As a part of renowned international conferences on different branches of machine learning, this full-day workshop intends to integrate scientists from experimental economics with those from AI. First workshop – EEML 2012 – has been successfully accomplished at ICFCA 2012 and we look forward to encourage more and more researchers' interactions from both fields. The anticipated target groups of attendees are the Experimental Economics researchers seeking for more efficiency in their research
and the Data Mining researchers seeking for real world data beyond academic toy problems.
In Experimental Economics, laboratory and field experiments are conducted on subjects in order to improve theoretical knowledge about human behavior in interactions. Although paying different amounts of money restricts the preferences of the subjects in experiments, the exclusive application of analytical game theory does not suffice to explain the recorded data. It exacts the development and evaluation of more sophisticated models. The research area additionally includes experiments, where human subjects are involved into an interaction with automated agents. Nowadays experiments are conducted using state-of-art software like z-Tree, which produces huge text data sets.

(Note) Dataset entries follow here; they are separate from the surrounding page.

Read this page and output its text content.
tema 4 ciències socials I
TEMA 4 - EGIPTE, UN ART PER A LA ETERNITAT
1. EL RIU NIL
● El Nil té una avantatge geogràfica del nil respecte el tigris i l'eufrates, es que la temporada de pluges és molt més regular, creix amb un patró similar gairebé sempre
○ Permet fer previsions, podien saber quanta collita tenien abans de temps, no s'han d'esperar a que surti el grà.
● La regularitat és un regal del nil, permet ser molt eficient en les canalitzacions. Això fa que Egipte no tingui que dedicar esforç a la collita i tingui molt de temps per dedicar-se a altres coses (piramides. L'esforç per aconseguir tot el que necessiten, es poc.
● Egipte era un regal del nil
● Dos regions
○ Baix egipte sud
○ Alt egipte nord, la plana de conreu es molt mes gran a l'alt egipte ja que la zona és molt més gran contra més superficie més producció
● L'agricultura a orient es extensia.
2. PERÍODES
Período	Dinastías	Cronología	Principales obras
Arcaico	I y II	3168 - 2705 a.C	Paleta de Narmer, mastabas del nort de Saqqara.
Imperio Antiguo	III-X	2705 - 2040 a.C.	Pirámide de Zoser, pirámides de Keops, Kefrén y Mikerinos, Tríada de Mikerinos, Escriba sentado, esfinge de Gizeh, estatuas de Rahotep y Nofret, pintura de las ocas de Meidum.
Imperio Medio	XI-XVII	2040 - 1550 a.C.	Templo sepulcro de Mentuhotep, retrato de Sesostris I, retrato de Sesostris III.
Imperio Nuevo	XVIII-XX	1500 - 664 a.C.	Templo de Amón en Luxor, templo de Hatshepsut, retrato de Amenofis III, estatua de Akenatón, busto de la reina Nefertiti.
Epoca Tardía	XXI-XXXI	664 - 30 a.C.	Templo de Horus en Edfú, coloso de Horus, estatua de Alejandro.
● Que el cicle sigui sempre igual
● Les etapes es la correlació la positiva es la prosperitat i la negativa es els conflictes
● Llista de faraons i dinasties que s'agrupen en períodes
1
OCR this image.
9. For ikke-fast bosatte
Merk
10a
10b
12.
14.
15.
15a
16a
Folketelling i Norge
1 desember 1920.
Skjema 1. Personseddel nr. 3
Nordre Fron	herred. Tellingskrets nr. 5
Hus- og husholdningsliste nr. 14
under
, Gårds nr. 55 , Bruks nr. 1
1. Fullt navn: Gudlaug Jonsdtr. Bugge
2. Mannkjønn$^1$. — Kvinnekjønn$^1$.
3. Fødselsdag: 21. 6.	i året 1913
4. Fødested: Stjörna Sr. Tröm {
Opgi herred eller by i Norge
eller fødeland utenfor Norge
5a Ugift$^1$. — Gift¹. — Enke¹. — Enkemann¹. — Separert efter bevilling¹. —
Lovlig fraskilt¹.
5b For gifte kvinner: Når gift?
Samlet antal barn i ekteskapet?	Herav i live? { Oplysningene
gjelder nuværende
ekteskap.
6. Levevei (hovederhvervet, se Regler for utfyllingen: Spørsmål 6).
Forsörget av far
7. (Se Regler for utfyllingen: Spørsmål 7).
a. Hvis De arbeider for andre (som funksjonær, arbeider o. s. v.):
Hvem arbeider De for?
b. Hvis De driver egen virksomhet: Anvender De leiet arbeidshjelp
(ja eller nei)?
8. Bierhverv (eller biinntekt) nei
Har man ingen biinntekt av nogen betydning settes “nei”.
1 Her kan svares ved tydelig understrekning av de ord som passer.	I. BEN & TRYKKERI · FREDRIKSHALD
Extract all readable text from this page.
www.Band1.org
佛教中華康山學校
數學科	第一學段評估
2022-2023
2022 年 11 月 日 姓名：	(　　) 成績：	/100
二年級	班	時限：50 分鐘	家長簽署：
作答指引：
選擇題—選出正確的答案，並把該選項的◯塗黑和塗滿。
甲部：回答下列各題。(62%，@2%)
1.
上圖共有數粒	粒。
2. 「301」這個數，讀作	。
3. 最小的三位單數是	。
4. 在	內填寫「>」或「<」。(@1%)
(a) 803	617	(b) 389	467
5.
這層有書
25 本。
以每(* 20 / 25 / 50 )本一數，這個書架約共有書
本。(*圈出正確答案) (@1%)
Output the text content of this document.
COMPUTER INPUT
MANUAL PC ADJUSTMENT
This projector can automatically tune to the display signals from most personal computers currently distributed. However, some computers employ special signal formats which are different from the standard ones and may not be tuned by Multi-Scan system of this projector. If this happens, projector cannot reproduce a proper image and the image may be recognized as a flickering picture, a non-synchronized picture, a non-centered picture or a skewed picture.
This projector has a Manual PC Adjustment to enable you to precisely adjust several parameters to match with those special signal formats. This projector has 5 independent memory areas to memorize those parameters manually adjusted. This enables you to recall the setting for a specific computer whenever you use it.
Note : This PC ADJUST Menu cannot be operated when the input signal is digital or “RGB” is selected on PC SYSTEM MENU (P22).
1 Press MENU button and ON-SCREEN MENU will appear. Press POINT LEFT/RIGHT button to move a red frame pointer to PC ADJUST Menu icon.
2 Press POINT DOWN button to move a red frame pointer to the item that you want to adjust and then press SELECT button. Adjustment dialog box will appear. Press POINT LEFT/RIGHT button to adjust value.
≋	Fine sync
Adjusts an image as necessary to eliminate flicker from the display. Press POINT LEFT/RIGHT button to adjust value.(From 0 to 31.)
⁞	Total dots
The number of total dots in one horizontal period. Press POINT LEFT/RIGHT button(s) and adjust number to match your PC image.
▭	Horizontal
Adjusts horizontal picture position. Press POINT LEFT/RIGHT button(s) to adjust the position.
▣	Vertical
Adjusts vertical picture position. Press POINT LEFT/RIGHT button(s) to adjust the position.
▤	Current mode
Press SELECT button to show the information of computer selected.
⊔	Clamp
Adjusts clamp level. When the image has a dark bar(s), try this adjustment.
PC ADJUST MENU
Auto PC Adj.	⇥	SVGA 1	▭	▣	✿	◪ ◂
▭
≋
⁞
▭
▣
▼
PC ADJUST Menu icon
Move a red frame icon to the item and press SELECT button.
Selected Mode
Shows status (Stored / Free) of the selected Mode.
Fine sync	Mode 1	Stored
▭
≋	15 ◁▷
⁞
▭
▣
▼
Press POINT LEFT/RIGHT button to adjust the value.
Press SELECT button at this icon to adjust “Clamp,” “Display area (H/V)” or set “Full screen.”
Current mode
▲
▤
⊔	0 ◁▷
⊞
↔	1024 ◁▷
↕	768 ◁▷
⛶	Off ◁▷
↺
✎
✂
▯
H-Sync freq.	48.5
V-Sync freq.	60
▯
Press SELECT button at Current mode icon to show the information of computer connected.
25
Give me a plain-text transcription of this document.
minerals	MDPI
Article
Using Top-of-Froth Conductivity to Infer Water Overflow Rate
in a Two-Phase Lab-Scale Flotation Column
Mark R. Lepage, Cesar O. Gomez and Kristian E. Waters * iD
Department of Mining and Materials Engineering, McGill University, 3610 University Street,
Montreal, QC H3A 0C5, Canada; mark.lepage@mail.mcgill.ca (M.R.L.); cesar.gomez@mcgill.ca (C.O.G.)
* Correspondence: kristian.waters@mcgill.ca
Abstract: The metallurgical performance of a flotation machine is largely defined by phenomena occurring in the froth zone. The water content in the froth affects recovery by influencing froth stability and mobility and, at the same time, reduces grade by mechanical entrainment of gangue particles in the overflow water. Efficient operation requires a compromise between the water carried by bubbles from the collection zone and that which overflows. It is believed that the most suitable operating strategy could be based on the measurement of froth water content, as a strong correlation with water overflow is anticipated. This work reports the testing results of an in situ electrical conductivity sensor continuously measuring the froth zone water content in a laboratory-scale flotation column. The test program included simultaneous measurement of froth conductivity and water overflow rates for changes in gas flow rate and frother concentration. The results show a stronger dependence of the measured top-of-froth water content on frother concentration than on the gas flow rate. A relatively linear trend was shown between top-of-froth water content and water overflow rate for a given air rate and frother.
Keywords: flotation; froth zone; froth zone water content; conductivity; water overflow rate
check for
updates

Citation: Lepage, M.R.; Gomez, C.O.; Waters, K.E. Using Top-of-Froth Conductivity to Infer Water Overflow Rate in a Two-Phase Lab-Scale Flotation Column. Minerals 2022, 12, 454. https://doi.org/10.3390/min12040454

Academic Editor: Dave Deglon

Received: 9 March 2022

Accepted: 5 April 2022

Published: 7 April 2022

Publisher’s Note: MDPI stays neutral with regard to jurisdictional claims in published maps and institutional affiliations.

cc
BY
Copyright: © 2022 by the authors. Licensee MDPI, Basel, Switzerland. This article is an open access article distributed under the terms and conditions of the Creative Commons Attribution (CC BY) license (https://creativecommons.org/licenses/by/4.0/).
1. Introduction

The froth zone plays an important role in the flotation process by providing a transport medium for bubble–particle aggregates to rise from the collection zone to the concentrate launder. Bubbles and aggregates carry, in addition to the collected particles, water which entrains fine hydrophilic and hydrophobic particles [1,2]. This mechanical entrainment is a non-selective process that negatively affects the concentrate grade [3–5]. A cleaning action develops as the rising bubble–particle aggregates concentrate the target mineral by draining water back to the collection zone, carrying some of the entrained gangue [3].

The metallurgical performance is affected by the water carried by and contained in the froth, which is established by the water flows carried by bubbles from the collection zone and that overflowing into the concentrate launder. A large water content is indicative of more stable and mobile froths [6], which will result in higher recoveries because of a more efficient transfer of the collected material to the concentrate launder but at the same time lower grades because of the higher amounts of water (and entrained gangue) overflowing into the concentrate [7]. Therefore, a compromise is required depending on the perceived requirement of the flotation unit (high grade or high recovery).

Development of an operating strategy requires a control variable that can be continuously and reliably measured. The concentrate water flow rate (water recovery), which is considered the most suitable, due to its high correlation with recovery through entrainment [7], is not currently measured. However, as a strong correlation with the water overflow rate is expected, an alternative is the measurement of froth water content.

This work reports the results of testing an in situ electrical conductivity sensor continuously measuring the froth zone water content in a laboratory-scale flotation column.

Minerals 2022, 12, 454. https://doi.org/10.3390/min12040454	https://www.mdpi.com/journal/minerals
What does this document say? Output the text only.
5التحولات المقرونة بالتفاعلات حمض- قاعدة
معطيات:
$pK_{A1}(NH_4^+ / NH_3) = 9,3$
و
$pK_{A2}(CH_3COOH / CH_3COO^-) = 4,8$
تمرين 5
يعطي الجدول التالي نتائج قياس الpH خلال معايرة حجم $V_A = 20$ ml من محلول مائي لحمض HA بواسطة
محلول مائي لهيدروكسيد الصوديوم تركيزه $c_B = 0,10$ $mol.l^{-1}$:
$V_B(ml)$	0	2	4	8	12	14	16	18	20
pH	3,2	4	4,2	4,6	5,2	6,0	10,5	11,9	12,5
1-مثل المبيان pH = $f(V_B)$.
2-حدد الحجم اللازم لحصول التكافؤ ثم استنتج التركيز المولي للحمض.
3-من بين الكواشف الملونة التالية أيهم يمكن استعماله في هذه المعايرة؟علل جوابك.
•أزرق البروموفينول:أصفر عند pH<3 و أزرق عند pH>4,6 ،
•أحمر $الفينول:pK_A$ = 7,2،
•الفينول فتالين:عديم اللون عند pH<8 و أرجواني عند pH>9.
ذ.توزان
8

The more data is used for the evaluation, the more of statistical significance can be achieved. Since huge amounts of behavioral data are required to be scanned for regularities and automated agents are required to simulate and to intervene human interactions, Machine Learning is the tool of choice for the research in Experimental Economics. We hope that this workshop associated with the conference and other related workshops will help to gather researchers from data analysis and economic communities in order to gain the beneficial results.